The case relates to information sought by one Swati Mayekar on the inspection of the clearing operations of SMC Global Securities Ltd (F and O segment) conducted by NSE during December 2008. The SEBI in its RTI reply has said,”The observations made during the inspection of SMC and its reply, were placed before the Disciplinary Action Committee (DAC) of exchange.

DAC decided that a broad based audit be conducted by independent external auditor of SMC.” But the market regulator refused to give any details about the NSE inspection report and also audit by external agencies saying it was about that third partys business transaction and disclosure would impede the ongoing investigations. Mayekar, however, said the disclosure was in the larger public interest hence information should be made public.

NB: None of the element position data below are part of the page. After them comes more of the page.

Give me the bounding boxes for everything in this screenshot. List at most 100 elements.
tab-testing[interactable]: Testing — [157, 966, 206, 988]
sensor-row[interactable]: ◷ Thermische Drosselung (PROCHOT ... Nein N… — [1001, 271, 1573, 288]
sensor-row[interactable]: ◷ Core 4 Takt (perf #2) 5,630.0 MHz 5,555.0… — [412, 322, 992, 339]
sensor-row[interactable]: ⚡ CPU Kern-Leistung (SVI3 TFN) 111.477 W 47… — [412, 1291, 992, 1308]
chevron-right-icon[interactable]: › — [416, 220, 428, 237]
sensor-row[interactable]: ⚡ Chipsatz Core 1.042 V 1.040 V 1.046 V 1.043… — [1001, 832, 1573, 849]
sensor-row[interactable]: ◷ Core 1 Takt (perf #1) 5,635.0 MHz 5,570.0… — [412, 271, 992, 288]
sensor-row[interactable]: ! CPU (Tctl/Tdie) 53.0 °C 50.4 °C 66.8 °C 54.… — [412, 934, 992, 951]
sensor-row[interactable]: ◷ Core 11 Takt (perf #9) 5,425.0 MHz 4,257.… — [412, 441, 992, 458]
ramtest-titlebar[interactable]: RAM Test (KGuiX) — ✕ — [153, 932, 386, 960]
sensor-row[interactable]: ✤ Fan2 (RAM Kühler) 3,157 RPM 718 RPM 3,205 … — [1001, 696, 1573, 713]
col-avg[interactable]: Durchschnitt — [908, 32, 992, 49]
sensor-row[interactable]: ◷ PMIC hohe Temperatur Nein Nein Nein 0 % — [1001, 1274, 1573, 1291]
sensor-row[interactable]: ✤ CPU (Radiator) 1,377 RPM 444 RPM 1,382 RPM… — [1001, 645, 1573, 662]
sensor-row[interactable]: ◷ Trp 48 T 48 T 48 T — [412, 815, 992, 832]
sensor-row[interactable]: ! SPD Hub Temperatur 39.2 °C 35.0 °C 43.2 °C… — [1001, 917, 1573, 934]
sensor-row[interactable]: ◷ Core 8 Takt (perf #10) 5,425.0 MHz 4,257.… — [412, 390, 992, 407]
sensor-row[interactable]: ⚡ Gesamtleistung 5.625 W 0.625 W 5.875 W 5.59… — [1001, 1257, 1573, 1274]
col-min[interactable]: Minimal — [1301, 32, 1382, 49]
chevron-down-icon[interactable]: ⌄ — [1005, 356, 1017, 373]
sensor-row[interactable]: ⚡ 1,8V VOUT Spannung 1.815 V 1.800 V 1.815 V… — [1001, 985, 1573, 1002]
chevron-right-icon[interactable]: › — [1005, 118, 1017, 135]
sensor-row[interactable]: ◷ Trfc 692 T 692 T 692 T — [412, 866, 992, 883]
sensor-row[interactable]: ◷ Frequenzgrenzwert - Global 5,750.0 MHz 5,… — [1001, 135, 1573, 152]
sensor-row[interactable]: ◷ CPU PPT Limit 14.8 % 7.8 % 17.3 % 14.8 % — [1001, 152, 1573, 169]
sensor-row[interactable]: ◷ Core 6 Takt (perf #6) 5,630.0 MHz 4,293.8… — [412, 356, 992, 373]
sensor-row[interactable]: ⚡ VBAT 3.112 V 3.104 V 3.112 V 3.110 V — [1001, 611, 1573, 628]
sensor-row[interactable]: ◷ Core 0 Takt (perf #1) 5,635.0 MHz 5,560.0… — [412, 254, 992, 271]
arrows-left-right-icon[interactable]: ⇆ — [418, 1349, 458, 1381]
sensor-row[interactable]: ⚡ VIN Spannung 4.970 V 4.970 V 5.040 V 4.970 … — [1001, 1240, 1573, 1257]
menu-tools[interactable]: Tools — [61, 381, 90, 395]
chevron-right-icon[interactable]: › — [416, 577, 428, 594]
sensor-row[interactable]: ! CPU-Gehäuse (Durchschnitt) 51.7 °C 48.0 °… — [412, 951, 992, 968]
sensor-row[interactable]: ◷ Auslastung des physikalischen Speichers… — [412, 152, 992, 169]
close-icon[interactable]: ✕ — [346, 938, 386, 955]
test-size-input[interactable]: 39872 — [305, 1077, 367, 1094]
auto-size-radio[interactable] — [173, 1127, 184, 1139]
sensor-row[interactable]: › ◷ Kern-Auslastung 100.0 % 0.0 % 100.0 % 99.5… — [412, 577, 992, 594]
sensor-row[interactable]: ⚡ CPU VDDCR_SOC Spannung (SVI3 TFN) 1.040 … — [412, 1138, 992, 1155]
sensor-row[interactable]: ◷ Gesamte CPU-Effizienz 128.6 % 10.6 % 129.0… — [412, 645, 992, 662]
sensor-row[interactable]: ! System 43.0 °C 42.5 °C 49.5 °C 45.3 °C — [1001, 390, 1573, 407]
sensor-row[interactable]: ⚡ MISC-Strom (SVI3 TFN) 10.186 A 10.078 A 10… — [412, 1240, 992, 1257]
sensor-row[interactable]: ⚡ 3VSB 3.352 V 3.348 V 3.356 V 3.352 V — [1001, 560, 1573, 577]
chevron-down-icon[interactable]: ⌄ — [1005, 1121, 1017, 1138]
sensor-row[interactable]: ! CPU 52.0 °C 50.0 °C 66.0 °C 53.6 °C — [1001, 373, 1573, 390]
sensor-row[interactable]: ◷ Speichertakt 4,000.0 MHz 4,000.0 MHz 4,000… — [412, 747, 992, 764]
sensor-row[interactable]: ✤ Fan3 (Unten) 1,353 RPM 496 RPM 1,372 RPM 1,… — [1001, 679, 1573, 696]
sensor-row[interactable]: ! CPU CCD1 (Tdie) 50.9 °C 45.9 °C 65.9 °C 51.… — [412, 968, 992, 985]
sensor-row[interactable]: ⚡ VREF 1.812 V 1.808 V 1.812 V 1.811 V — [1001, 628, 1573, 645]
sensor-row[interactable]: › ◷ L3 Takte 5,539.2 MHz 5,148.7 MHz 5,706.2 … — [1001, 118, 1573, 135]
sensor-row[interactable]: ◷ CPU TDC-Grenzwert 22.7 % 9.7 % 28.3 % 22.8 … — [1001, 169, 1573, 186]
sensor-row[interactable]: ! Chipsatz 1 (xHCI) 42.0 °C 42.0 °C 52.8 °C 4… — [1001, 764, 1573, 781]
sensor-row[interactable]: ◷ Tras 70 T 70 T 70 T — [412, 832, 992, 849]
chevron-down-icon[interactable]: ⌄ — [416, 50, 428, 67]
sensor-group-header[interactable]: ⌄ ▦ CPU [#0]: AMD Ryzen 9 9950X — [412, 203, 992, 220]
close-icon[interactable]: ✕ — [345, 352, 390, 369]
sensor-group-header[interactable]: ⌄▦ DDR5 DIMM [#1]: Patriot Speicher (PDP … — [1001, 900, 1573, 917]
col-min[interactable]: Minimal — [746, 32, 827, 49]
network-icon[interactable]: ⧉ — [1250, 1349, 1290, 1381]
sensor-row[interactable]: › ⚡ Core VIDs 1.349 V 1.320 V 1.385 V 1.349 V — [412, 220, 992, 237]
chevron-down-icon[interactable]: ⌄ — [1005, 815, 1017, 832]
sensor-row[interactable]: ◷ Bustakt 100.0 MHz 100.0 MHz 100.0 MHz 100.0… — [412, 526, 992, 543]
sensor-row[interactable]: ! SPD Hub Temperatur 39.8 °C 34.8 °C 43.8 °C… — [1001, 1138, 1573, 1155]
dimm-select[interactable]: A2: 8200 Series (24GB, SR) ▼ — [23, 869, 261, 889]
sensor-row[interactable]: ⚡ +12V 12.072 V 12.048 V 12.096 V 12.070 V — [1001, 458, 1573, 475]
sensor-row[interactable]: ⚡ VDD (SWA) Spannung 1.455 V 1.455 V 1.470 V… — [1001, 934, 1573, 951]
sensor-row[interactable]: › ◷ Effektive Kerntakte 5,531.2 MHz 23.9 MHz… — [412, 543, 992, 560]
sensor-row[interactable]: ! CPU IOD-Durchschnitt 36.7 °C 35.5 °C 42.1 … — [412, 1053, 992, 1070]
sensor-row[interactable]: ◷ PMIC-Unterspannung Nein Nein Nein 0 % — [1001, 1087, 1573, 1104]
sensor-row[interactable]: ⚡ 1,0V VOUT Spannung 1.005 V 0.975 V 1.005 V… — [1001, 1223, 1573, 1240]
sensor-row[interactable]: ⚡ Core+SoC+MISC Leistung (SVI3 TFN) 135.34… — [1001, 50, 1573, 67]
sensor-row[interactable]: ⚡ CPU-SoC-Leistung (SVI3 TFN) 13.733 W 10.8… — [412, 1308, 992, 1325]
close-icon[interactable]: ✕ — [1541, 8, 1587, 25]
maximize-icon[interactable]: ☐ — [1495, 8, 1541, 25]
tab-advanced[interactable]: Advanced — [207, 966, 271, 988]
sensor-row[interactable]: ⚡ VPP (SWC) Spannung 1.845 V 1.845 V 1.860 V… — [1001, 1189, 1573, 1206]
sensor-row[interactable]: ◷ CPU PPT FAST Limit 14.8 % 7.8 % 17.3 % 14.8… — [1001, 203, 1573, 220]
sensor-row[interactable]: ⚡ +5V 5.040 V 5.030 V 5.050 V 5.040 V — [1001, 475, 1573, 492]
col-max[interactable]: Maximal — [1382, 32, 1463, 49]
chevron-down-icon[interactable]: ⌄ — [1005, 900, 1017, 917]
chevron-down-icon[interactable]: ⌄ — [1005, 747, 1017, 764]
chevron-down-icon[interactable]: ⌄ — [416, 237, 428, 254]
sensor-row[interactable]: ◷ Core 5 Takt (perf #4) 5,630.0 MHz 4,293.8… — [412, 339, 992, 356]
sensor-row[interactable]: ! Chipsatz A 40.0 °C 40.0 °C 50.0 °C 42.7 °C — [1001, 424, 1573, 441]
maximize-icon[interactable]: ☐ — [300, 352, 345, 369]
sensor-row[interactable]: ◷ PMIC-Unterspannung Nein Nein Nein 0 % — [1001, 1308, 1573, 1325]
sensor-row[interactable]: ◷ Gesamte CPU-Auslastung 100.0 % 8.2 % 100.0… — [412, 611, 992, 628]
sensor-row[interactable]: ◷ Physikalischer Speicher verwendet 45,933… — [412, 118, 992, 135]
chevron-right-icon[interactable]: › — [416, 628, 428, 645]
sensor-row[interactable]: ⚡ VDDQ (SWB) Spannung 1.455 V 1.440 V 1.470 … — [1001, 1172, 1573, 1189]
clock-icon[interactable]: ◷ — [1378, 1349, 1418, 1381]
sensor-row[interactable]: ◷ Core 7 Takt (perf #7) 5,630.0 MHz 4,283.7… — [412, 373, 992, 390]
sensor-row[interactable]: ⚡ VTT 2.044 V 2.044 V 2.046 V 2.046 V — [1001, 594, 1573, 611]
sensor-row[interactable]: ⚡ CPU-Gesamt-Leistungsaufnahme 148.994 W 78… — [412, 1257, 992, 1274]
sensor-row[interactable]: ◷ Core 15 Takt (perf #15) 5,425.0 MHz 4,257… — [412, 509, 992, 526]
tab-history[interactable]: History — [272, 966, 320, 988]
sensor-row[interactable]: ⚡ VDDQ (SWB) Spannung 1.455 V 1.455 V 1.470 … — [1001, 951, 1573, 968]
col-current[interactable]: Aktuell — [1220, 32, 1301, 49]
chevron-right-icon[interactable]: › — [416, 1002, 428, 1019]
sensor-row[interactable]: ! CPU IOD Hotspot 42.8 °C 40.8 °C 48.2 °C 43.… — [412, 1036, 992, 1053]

“If the averment of the respondents (SEBI) that all such enquiry reports should be withheld from disclosure as these might contain commercial and business related information of the broker or brokerage firm investigated by the Stock Exchange or SEBI, is accepted, no wrongdoing of the brokers would ever be known to the investors — the very victims of the brokers wrongdoings,” Chief Information Commissioner A N Tiwari said. Tiwari said withholding of such information will also prevent the vast number of investors from knowing or may be appreciating how SEBI, as capital market regulator, safeguards their interest in given situations vis vis brokers.

“It is unclear from the statements made before me as to how disclosure of the information as requested by the appellant would impede the process of the enquiry. The reference of the respondents to Section 8(1)(h) to withhold the disclosure of information was, therefore, untenable.

“Their claiming that they held the enquiry report submitted to them by the stock exchange in fiduciary relationship is equally unconvincing and is rejected.,” he said in the order.